Eventually you will have written off enough of the value that you can fire sale the years old inventory to raise cash to do it all over again.

This goes on and on with every publicly traded bullshit company. As long as thier stock keeps going up, they can continue the bullshit forever. 

I'd say corporations only sell 20% of what they claim to real end consumers. The rest is accounting bullshit.

Thu, 12/05/2013 - 16:05 | 4218786 MachoMan
MachoMan's picture

If you can constantly fire sale your production and still turn a profit, then power to you...

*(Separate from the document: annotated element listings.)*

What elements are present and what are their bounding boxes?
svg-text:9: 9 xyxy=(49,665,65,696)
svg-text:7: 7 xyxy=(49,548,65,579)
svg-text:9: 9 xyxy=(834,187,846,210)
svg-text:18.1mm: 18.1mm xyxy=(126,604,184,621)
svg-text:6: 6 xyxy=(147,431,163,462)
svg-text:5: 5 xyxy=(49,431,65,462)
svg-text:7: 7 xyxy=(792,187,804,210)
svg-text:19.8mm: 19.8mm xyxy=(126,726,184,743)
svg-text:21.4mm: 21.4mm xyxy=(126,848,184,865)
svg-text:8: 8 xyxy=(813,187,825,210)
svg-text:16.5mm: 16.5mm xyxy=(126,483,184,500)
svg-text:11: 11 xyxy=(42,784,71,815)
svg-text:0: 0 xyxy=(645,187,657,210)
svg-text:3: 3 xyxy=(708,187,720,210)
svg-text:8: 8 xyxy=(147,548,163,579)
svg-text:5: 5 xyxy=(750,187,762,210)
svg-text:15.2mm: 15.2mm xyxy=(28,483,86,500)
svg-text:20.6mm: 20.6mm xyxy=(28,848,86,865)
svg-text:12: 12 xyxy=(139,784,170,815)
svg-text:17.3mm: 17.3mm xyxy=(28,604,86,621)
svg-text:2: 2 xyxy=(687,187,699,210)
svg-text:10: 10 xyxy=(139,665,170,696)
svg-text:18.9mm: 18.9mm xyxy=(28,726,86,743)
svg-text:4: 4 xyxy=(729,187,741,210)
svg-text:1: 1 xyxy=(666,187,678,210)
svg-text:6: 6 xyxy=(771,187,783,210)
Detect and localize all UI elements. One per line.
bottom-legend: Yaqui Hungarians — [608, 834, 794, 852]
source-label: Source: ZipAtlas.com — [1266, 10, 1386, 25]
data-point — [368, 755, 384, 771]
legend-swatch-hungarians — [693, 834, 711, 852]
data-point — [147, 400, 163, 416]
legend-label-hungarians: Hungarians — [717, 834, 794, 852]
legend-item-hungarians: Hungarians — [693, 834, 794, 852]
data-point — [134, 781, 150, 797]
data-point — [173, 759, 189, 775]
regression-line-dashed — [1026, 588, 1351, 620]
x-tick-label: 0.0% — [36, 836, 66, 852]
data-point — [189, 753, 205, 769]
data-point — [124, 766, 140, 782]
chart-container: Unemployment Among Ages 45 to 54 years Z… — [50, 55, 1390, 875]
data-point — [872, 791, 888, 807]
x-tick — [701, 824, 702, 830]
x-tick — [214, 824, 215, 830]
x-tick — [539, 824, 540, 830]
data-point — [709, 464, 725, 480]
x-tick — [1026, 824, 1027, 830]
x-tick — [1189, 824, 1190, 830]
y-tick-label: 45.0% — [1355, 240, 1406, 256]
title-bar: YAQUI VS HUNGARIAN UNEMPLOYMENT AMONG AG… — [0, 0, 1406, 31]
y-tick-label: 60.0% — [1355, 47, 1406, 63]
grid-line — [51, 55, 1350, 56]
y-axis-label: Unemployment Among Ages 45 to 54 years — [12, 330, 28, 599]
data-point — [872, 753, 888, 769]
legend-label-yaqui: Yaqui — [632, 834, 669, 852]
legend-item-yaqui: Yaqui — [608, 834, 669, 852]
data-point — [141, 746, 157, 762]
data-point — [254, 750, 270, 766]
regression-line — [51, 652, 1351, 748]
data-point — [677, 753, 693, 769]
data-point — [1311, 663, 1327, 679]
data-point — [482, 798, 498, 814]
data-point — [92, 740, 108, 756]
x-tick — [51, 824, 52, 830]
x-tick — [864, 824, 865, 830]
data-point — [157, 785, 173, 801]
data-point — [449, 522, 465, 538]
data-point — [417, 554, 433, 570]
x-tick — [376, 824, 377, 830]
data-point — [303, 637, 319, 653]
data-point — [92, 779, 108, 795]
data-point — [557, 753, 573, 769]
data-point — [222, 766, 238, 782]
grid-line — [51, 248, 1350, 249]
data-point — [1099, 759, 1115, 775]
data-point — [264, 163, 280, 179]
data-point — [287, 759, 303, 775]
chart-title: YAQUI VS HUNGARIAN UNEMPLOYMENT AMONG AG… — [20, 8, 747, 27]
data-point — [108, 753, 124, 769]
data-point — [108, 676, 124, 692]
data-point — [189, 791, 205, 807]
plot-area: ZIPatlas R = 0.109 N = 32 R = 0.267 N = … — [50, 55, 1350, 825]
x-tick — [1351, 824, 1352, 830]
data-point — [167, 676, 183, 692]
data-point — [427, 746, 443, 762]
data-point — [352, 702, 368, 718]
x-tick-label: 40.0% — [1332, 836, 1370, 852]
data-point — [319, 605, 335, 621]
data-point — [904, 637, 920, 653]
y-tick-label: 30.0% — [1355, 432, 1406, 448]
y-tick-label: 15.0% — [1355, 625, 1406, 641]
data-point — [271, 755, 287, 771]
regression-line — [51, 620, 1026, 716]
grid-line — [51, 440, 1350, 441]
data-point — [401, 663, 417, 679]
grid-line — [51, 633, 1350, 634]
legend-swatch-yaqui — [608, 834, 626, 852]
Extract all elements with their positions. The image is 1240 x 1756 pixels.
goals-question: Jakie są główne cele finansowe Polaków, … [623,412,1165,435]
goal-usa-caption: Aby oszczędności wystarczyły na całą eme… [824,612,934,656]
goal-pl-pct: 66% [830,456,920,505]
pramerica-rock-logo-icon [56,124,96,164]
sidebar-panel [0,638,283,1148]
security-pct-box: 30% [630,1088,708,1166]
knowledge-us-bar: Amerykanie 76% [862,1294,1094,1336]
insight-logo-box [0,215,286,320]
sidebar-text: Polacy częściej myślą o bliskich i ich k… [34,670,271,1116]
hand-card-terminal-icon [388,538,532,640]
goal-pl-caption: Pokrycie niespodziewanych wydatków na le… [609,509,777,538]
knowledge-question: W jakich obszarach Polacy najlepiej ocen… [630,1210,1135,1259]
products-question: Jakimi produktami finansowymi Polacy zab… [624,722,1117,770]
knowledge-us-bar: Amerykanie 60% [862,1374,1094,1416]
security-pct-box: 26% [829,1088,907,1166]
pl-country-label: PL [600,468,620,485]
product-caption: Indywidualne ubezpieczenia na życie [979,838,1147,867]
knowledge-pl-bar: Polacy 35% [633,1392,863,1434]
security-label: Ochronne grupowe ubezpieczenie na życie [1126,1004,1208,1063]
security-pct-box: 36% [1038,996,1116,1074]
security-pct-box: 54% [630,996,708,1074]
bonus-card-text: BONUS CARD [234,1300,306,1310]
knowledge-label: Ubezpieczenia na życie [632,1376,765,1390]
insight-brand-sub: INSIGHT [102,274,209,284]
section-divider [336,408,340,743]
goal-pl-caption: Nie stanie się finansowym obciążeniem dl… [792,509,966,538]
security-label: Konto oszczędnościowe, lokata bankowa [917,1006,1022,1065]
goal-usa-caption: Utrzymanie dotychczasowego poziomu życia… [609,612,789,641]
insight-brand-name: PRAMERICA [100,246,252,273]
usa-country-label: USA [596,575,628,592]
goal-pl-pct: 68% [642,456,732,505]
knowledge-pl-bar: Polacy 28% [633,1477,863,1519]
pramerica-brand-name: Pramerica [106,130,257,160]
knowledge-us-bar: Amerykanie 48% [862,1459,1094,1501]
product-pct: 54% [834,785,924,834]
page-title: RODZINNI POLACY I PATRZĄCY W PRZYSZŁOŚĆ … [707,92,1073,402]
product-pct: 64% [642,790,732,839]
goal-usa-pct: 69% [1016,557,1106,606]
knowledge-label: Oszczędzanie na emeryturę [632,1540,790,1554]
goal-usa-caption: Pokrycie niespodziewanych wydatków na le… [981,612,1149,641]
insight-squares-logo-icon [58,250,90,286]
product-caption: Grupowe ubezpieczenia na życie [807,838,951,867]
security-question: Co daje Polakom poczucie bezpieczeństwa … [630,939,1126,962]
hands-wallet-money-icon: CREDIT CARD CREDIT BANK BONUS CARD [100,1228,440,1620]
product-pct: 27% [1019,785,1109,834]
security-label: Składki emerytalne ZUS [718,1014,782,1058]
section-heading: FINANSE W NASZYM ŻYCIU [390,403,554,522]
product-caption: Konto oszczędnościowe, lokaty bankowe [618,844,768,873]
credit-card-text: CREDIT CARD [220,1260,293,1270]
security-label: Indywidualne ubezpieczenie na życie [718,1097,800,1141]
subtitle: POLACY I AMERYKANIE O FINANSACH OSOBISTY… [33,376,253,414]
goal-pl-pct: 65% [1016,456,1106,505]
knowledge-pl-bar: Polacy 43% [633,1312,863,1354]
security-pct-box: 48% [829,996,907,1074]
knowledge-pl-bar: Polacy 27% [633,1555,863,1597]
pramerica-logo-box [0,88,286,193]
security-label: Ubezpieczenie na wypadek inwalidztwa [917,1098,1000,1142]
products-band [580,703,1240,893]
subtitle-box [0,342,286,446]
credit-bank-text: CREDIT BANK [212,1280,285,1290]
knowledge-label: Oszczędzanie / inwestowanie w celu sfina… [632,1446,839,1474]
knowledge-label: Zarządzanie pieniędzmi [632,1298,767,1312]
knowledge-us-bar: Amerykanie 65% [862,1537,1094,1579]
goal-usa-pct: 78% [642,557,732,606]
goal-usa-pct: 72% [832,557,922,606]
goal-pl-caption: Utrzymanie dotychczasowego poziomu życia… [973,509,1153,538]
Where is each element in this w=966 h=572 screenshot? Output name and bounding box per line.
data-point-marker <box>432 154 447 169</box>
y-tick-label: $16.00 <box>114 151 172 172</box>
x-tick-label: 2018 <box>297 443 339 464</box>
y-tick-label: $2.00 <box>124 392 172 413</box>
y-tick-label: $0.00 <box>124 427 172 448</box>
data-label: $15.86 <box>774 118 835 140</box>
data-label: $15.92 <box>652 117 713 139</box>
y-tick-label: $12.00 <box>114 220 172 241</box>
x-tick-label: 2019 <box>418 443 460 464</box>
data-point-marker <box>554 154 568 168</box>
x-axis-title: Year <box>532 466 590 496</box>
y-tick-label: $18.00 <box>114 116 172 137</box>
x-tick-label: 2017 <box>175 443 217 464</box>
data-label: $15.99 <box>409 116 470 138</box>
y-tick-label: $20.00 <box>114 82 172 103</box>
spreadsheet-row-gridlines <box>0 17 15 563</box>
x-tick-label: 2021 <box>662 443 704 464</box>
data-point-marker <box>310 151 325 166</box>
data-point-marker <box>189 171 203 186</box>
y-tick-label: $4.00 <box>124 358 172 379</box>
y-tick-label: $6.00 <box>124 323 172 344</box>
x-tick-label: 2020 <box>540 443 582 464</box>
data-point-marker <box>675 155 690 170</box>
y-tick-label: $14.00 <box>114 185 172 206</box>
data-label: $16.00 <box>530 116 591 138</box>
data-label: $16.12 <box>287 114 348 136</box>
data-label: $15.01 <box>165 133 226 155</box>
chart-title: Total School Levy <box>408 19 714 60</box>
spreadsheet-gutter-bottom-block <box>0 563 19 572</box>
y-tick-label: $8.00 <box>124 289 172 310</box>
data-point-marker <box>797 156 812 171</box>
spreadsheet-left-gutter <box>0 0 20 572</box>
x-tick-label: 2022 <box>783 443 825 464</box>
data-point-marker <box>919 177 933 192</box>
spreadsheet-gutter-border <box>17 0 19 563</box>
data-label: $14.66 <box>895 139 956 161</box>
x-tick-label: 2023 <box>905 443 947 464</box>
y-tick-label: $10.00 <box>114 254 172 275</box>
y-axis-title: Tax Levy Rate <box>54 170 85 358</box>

Thu, 12/05/2013 - 12:54 | 4217858 madbraz
madbraz's picture

Like they are not making this inventory number up to make it look like what they are doing is working...


This lie of an inventory number will certainly be revised by half or more a few years from now.

Thu, 12/05/2013 - 12:55 | 4217867 starman
starman's picture

Debt is the sheeplys best friend! It helps your credit score the more you owe the higher your score! Sure little sheeplys.

Thu, 12/05/2013 - 14:28 | 4218366 joego1
joego1's picture

It reminds me of a hamster I had once. I used to stuff it's cheeks like that with food until it got smashed behind the dresser one day. Found it about a year latter- cheeks still full.

Thu, 12/05/2013 - 14:45 | 4218455 Rathmullan
Rathmullan's picture

inventory: the keynesian/monetarist eltists' version of exposure to "physicals"

Thu, 12/05/2013 - 15:21 | 4218625 moneybots
moneybots's picture

"The result is that of the $534 billion rise in nominal GDP in the past year, a whopping 56% of this is due to nothing else but inventory hoarding."


Whatever happened to that just in time meme?


Fri, 12/06/2013 - 11:01 | 4221242 paintman
paintman's picture

This is  a cycle that has gone on for many years. The manufacturer announces an upcoming price increase, weighted average of 5% but in reality it is 6.5%.  They have normal volume discounts that offer another 8 to 10%. It is near year-end, and their sales are below forecasts, so they offer another 10%, plus dated payment options or greater cash payment discounts. What would you do?